2005 HSR&D National Meeting Abstract
1059 — Measuring Stroke Impact with SIS: Validity of SIS Telephone Administration
Kwon S (Rehabilitation Outcomes Research Center)
Duncan PW (Rehabilitation Outcomes Research Center)
Studenski S (GRECC and HSR&D, Pittsburgh Veterans Affair Health Care System)
Lai SM (University of Kansas Medical Center)
Perera S (University of Pittsburgh)
Reker DM (Rehabilitation Outcomes Research Center)
The purpose of this study was to examine the concurrent and discriminant validity of the Stroke Impact Scale (SIS) in a veteran stroke population using a telephone mode of administration.
Stroke patients were identified using national VA administrative data and ICD-9 codes in 13 participating VA hospitals. Stroke was confirmed by reviewing electronic medical records. Patients were administered SIS by telephone at 12-weeks post-stroke, and administered the Functional Independence Measure (FIM) and SF-36V at 16 weeks post-stroke. Concurrent and discriminant validity was examined using Pearson’s correlations and Kruskal-Wallis one way ANOVA tests.
All the relevant relationships presented high correlation coefficients with statistical significance: 0.86 for FIM-motor vs. SIS-ADL, and 0.77 for PF in SF-36V vs. SIS-PHYSICAL. The SIS presented better score discrimination and distribution for different severity of stroke than FIM and SF-36V without severe ceiling and floor effects that make instrument insensitive to patient’s changes in health states. Kruskal-Wallis tests showed the Physical Component Score in SF-36V did not discriminate any disability levels. Physical Functioning (PF) in SF-36V, FIM-motor, SIS-PHYSICAL, SIS-16, and SIS-ADL showed statistically significant difference across Rankin levels. in Kruskal-Wallis tests. The post-hoc pairwise comparisons showed that SIS-PHYSICAL, SIS-16, and SIS-ADL discriminated more Rankin levels than FIM-motor and PF in SF-36V.
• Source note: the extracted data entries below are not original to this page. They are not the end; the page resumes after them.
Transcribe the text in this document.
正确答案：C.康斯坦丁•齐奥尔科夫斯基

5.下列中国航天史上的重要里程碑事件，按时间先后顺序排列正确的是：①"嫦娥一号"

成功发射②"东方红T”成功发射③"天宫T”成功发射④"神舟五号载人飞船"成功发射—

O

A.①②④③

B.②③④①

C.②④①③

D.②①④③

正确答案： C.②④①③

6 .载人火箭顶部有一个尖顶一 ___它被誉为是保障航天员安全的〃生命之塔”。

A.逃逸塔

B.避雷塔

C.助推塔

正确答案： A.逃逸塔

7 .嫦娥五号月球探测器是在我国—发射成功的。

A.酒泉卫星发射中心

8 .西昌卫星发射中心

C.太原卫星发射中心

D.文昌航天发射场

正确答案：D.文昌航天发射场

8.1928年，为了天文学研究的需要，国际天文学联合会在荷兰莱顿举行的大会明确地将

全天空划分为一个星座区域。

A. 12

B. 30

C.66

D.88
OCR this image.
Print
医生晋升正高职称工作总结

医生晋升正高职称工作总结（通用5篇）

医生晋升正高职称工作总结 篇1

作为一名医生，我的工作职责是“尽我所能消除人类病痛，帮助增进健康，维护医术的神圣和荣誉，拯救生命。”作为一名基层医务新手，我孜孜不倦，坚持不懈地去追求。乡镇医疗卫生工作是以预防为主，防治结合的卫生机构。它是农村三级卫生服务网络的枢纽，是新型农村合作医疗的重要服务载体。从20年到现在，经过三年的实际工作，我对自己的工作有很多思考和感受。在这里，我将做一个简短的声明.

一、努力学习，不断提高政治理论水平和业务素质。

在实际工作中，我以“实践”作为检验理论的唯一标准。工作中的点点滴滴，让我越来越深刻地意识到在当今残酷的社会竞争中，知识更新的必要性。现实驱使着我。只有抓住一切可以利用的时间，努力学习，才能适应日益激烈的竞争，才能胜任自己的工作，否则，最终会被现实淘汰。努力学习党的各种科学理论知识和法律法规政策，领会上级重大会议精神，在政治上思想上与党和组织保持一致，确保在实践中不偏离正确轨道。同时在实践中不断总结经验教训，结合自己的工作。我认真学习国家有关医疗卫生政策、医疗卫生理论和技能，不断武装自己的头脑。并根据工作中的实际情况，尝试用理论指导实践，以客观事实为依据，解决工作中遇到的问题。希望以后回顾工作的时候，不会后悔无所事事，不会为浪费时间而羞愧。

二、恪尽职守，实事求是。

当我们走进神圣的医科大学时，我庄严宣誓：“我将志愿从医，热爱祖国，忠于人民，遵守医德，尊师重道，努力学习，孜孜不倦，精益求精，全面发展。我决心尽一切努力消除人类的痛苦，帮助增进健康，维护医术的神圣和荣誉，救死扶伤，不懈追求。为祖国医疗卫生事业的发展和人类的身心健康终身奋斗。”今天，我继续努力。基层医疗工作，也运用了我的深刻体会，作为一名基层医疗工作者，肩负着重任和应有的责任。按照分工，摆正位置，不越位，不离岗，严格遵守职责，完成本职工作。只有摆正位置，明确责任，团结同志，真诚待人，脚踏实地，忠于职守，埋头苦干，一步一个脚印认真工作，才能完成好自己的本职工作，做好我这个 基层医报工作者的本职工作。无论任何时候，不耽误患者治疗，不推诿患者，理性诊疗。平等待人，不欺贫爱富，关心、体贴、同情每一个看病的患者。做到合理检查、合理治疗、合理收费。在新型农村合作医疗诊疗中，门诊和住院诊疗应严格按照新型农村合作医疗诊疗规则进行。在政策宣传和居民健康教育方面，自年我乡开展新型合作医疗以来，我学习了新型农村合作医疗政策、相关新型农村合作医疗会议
SIS telephone survey had concurrent and discriminant validity compared to FIM and SF-36V with no evidence of ceiling and floor effects. Telephone administration of SIS would be a useful and cost-effective method to follow-up with community dwelling veterans with stroke.
The new Veterans Health Administration Stroke Guideline states that patients who received rehabilitation services require follow-up in 3 to 6 months after discharge. Even though guidelines require follow-ups, it is not always feasible for practitioners to comply with recommendations because of limited resources. Using the SIS telephone mode of administration, seamless evaluation on patient health state could be facilitated with significantly reduced resource use compared to the traditional in-person interview.